CDC outlines adoption of LGBTQ curriculum
CDC’s "Division of Adolescent and School Health" wants nurses and teachers to promote "well-being and development" assessment tools
The Centers for Disease Control and Prevention (CDC) are promoting a tool along with a set of LGBTQ curriculum measures for use by K-12 nurses and teachers.
The initial announcement tweeted by the CDC’s Division of Adolescent and School Health (DASH) did not go into detail:


A closer look at the materials points to “The Health Education Curriculum Analysis Tool (HECAT)” which DASH describes as “an assessment tool to help school districts, schools, and others conduct a clear, complete, and consistent analysis of health education curricula based on the National Health Education Standards and CDC’s Characteristics of an Effective Health Education Curriculum.”

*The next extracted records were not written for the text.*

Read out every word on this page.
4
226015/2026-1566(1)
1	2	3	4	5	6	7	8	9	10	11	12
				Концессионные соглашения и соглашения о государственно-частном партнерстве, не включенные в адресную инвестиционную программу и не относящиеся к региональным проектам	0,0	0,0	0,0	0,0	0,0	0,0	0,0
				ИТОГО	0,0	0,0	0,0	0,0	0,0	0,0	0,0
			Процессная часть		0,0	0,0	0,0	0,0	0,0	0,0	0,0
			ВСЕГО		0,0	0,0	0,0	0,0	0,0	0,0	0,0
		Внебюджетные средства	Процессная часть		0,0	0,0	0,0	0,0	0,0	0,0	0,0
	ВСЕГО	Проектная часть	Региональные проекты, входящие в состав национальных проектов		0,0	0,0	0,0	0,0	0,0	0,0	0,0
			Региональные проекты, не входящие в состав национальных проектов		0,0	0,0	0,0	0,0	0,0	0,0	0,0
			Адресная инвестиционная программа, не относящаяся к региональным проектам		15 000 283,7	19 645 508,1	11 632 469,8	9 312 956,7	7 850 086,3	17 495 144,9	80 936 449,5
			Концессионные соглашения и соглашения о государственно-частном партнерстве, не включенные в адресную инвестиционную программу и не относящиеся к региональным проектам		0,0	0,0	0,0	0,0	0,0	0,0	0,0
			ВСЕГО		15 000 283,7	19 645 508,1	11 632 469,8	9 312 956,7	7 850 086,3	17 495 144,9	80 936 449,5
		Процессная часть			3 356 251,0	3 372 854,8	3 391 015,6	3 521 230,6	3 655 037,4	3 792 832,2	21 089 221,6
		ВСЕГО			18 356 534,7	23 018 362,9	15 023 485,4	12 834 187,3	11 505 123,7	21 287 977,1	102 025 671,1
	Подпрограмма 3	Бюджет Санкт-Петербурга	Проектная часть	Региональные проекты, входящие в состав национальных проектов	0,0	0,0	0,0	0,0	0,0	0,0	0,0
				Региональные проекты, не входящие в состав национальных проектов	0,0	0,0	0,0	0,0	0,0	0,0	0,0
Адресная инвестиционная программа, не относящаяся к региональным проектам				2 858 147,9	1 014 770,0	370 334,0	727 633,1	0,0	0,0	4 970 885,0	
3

“Results from HECAT can help schools or school districts select or develop appropriate and effective health education curricula, enhance existing curricula, and improve the delivery of health education,” the CDC’s DASH website says. “The HECAT can be customized to meet local community needs and conform to the curriculum requirements of the state or school district.”
The HECAT overview document is fairly straightforward and includes various module topics as well as six recommended health education standards that are not particularly eyebrow-raising.
Read the overview of HECAT.
Another tweet by the CDC’s DASH directly mentions an “LGBTQ self-inclusivity assessment tool.”


The document in DASH’s tweet is titled, “LGBTQ Inclusivity in Schools: A Self-Assessment Tool.” The target audience is broad, from school boards down to teacher aides.
The document includes a note that they reference “nongovernmental organizations” that appear to include multiple LGBTQ activist groups. Included in the list of resources are partisan/political activist groups like Human Rights Watch and the Human Rights Campaign.
Mainstream sources cited in the document include Scholastic, NPR and various medical groups like the American Medical Association.
Also included are LGBTQ activist groups like GLSEN, Gender Spectrum, and Teaching Tolerance, which is an arm of the Southern Poverty Law Center (SPLC) that was renamed several years ago to Learning for Justice.
Early on in the document is the “LGBTQ Inclusivity Continuum” which ranks the assessment taker on how inclusive they are. The top rank is “awesome ally.”
The assessment uses a series of statements with agreement responses rated from A to C. Here’s an example:
The assessments have different sections. Some are for all users while others are tailored for groups like administrators, policymakers, and more.
The self-assessment labeled for “all users” encourages adopting statements like “I cannot assume a student’s gender, gender identity, or sexual orientation.”
Additionally, the assessment statements encourage using only the “chosen names/pronouns” instead of using the correct biology-tied terms like girl, boy, boyfriend, and girlfriend.
It also encourages leaders to “advocate for LGBTQ inclusive and affirming materials in all school and classroom environments” and to participate in the school’s Gay-Straight Alliance.
In the section for teachers, there is a list of similar questions all seemingly aligned with creating special spaces for LGBTQ youth in the classroom.
“—My classroom or learning space includes visual labels (e.g., rainbow flags, pink triangles, unisex bathroom signs) marking it as a safe space for LGBTQ students”
The section on health services had a similar labeling theme but went into more detail about using preferred pronouns, the use of a student’s “chosen name,” and describing anatomy and sexual interactions “separate from gender.”